Does fine art and landscape pictures goes together?

When trekking or hiking in a forest, looking around you might lead you to believe that there is no interesting picture to be taken.  We often limit ourselves to these open areas that we find at the top of hills or in front of lakes.

I have to say that this is unfortunate.  Moreover, these pictures of open space landscape have been taken by so many peoples that you are just doing another picture that is not much different than all the others.

Fine art is a way to differentiate you from the crowd.  This picture has been taken in Acadia National Park with Juan Pons on a Workshop.  Bar Harbor is an area with many nice landscape opportunities.

Juan took us to a birch forest, in the heart of the Acadia National Park, for us to take picture of the golden leaf at this period of the year.  These birch trees with their white bark and golden leaf created a nice opportunity.

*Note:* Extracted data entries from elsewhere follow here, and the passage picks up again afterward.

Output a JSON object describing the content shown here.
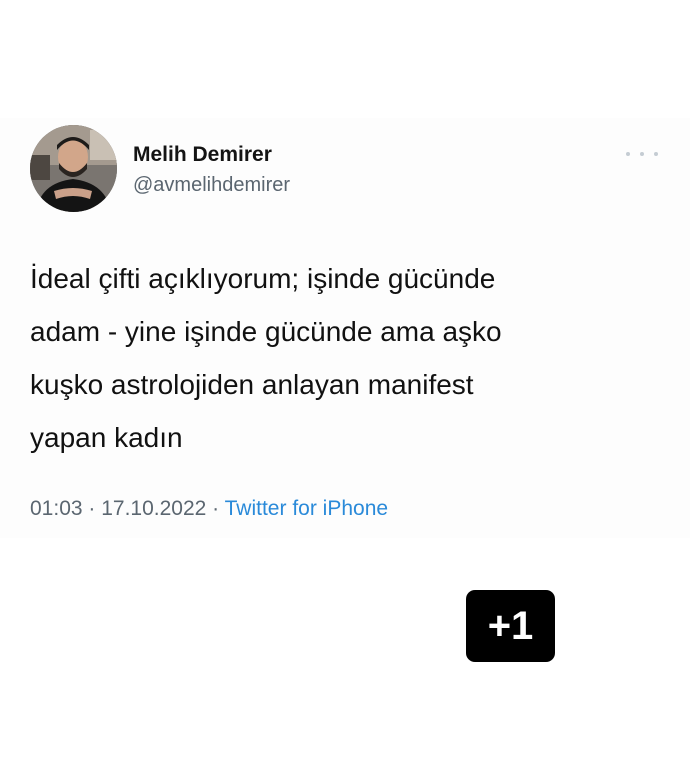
{
  "tweet": {
    "display_name": "Melih Demirer",
    "handle": "@avmelihdemirer",
    "text": "İdeal çifti açıklıyorum; işinde gücünde\nadam - yine işinde gücünde ama aşko\nkuşko astrolojiden anlayan manifest\nyapan kadın",
    "time": "01:03",
    "separator": " · ",
    "date": "17.10.2022",
    "source": "Twitter for iPhone",
    "more_icon": "ellipsis-icon",
    "source_color": "#2a8ad9"
  },
  "overlay": {
    "badge_label": "+1"
  }
}
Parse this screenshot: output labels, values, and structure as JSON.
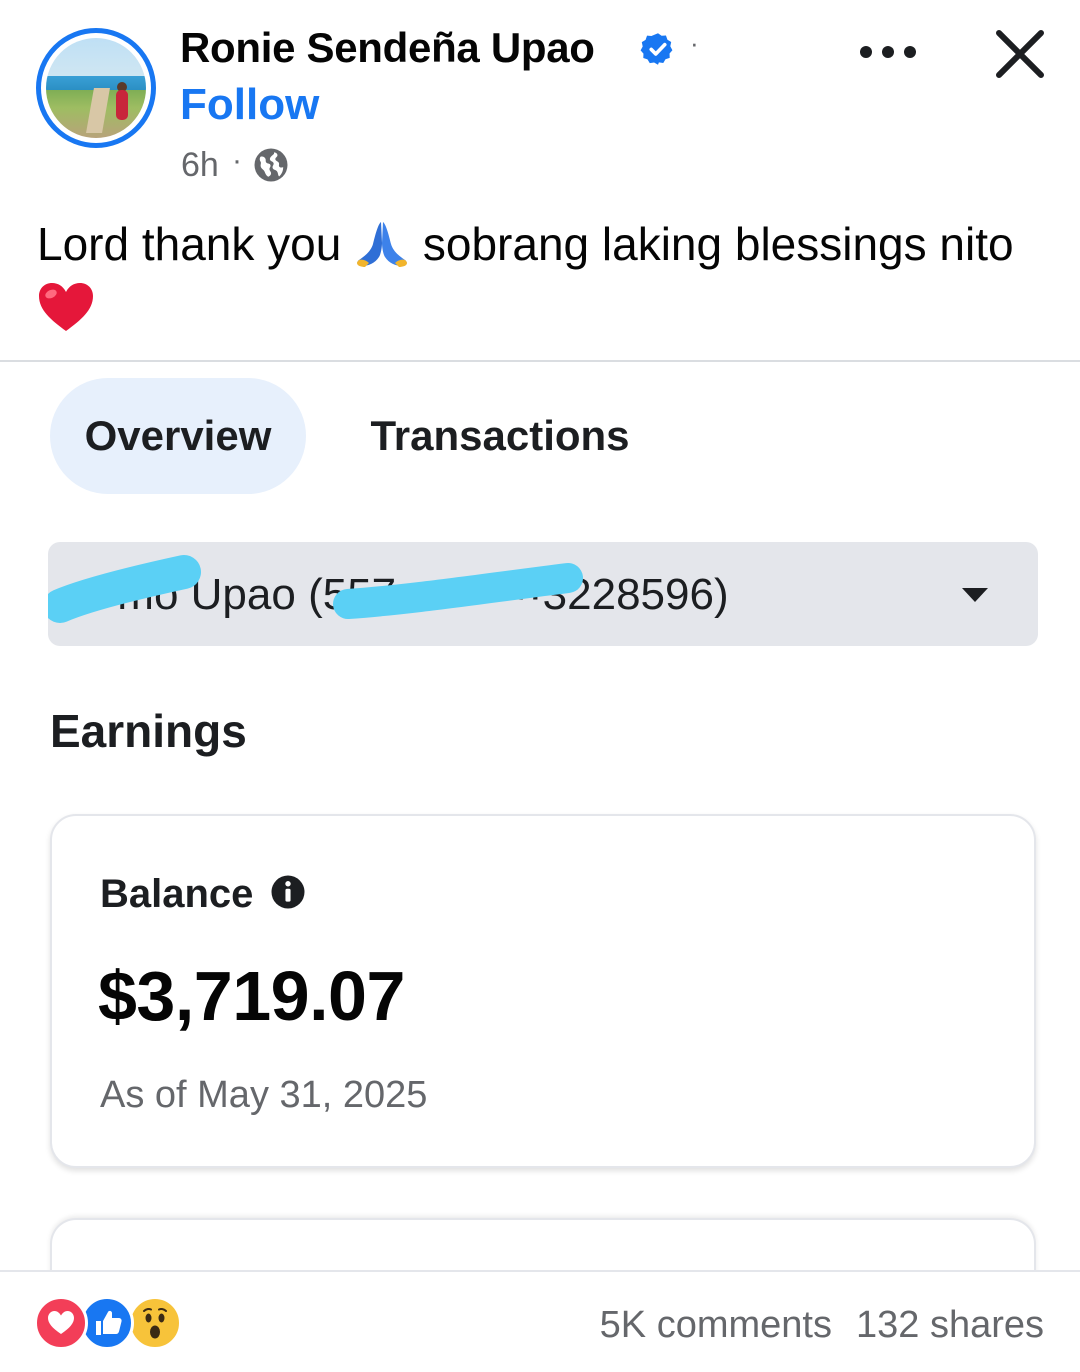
{
  "post": {
    "author": "Ronie Sendeña Upao",
    "follow_label": "Follow",
    "time": "6h",
    "separator": "·",
    "caption_part1": "Lord thank you",
    "caption_part2": "sobrang laking blessings nito",
    "icons": {
      "verified": "verified-badge-icon",
      "globe": "globe-icon",
      "more": "more-options-icon",
      "close": "close-icon"
    }
  },
  "monetization": {
    "tabs": [
      {
        "label": "Overview",
        "active": true
      },
      {
        "label": "Transactions",
        "active": false
      }
    ],
    "account_selector": "Donnio Upao (557100000003228596)",
    "account_selector_visible": "··mo Upao (557··········3228596)",
    "section_title": "Earnings",
    "balance": {
      "label": "Balance",
      "value": "$3,719.07",
      "as_of": "As of May 31, 2025"
    }
  },
  "footer": {
    "reactions": [
      "love",
      "like",
      "wow"
    ],
    "comments": "5K comments",
    "shares": "132 shares"
  },
  "colors": {
    "brand_blue": "#1877f2",
    "secondary_text": "#65676b",
    "tab_active_bg": "#e7f0fc",
    "select_bg": "#e4e6eb",
    "redaction_scribble": "#5bd0f5"
  }
}
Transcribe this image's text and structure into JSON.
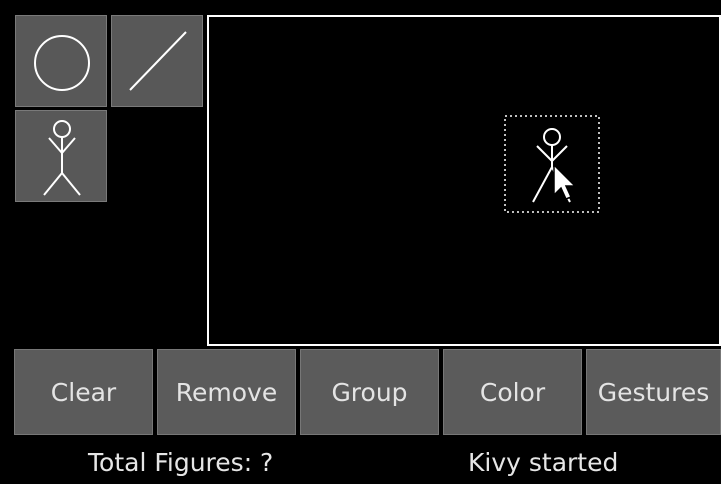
{
  "toolbox": {
    "tools": [
      {
        "icon": "circle-icon"
      },
      {
        "icon": "line-icon"
      },
      {
        "icon": "stickman-icon"
      }
    ]
  },
  "canvas": {
    "figures": [
      {
        "icon": "stickman-icon",
        "selected": true
      }
    ]
  },
  "buttons": {
    "clear": "Clear",
    "remove": "Remove",
    "group": "Group",
    "color": "Color",
    "gestures": "Gestures"
  },
  "status": {
    "figures": "Total Figures: ?",
    "message": "Kivy started"
  },
  "colors": {
    "background": "#000000",
    "button": "#5b5b5b",
    "stroke": "#ffffff",
    "text": "#e6e6e6"
  }
}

This picture has been taken at f22, ISO 100, 30mm, 0.3 seconds while moving the camera from a horizontal position to an inclined up position.  This is not really an exact science so I took approximately 15 of these pictures, moving at various speeds up and down and finally settle for this picture.

At the end of the day, we shared our picture with the other participants of the workshop and this picture was appreciated.

A few things to remember:

  • You should move the camera vertically for vertical subject and horizontally for horizontal subject;
  • Having light and dark elements help create more stunning images;
  • Keeping a different object on one of the third line help break the monotony that could arise from this technique;
  • The sky at the top of the picture also helps the composition.  Depending on your subject, a starting and ending point seen in the picture would improve composition.

Years ago, with the high cost of films, this has been used sparingly.  Now however, there is no reason for you not to try this.

Take the time to look at my other Slow Shutter Speed examples.

So on your next hike; will you do some fine art pictures?  Do you have any story to share using slow shutter speed?